John McClane in Die Hard 2: That punk pulled a Glock 7 on me. You know what that is? It’s a porcelain gun made in Germany. Dosen’t show up on your airport X-ray machines, here, and it cost more than you make in a month.
There is no Glock 7, Glocks are manufactured in Austria and a gun made of porcelain is ridiculous.
The Italian Job was especially egregious, as the weight of the gold was a plot point - Marky Mark & Co. figured out which armored car held the gold by spotting the car with the lowest suspension. Funny how those shocks on the Minis didn’t budge when they carried the gold.
I saw that movie on opening night with a friend of mine. When that scene came up, he leaned over and whispered “that’s UNIX.” Just a couple seconds later, the girl on screen said the same thing.
It wasn’t the operating environment that gave it away, it was the directories; /bin, /home, /etc, etc. Now, whether she could navigate her way around to do anything useful is an open question, but I will forever defend that it could be identified as UNIX.

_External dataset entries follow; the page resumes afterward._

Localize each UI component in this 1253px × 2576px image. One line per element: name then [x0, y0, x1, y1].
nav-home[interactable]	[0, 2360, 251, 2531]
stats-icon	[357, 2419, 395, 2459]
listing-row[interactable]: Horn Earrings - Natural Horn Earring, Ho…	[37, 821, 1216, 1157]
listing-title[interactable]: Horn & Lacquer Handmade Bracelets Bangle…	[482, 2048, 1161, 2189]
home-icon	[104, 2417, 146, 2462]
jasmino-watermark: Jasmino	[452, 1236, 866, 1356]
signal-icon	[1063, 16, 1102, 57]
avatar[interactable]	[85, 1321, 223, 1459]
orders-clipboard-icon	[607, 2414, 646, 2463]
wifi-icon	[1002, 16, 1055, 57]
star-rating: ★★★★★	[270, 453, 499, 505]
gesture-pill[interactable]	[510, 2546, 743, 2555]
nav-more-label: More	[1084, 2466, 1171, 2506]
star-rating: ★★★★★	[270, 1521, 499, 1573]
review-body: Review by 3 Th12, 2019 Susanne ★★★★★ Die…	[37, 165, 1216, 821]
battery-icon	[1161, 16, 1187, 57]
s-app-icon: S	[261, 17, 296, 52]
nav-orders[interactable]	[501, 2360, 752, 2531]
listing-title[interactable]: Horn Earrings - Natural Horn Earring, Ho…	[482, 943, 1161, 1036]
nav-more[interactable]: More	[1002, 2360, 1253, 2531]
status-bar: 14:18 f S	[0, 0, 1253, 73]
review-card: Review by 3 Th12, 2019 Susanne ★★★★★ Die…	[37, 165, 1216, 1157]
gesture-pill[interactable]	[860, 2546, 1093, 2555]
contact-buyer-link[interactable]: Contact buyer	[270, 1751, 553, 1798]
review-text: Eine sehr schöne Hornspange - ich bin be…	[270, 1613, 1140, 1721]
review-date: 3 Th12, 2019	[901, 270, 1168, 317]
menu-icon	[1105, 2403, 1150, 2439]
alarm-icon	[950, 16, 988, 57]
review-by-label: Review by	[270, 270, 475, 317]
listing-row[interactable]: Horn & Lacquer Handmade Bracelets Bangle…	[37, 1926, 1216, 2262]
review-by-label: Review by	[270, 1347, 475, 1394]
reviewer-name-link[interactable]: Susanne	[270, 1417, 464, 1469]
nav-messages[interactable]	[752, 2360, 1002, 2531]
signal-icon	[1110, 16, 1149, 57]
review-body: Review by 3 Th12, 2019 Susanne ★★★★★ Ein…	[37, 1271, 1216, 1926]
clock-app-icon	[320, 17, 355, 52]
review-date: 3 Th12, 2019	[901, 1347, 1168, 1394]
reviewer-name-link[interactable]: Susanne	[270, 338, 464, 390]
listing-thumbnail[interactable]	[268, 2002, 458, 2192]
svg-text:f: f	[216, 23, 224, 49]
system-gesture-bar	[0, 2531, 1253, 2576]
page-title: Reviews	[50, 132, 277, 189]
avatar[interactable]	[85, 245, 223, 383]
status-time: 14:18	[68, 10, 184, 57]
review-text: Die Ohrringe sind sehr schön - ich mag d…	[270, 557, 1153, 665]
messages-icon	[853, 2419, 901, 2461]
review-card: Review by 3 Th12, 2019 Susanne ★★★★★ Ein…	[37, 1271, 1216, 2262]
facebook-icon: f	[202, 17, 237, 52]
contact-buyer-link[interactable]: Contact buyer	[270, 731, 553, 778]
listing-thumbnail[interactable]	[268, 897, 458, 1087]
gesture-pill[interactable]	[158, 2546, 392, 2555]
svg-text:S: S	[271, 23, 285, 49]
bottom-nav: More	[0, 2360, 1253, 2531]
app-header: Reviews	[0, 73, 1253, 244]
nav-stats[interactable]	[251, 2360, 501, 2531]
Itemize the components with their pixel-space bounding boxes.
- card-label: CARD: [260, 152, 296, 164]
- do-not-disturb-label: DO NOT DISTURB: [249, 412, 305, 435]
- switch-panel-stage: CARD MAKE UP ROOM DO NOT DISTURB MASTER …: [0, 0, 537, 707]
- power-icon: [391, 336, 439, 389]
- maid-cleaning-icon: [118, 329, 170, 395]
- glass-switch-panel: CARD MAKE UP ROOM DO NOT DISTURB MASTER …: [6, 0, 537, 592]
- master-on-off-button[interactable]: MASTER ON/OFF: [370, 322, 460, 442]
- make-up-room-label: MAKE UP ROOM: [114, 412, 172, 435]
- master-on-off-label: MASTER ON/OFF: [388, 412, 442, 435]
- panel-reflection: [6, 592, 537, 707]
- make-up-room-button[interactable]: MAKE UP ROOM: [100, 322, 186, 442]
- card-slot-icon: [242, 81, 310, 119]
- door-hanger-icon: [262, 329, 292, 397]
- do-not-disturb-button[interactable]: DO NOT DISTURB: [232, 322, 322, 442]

I just saw a cheap cable TV movie about a zombie outbreak on a 747, where one of the characters opened one of the plane doors (to the outside) while in flight.
We see it was a quarry. Or an open strip mine for a vein of some rare handwavium isotope that the Federation needed two hundred years from now. I can accept that there might be any number of unexplained changes made between now and then.
The film shows the elevated train running in south Philly. In reality, the el runs in north and central Philly. In fact, the last time I was in south Philly I got lost and had to ask passers by ‘How do I get back to the el?’. The universal response was ‘That’s a long way away.’
Also in Raiders of the Lost Ark, Indie is holding a bag of sand to replace the gold statue. The bag is smaller to start with than the statue and he still dumps some sand out.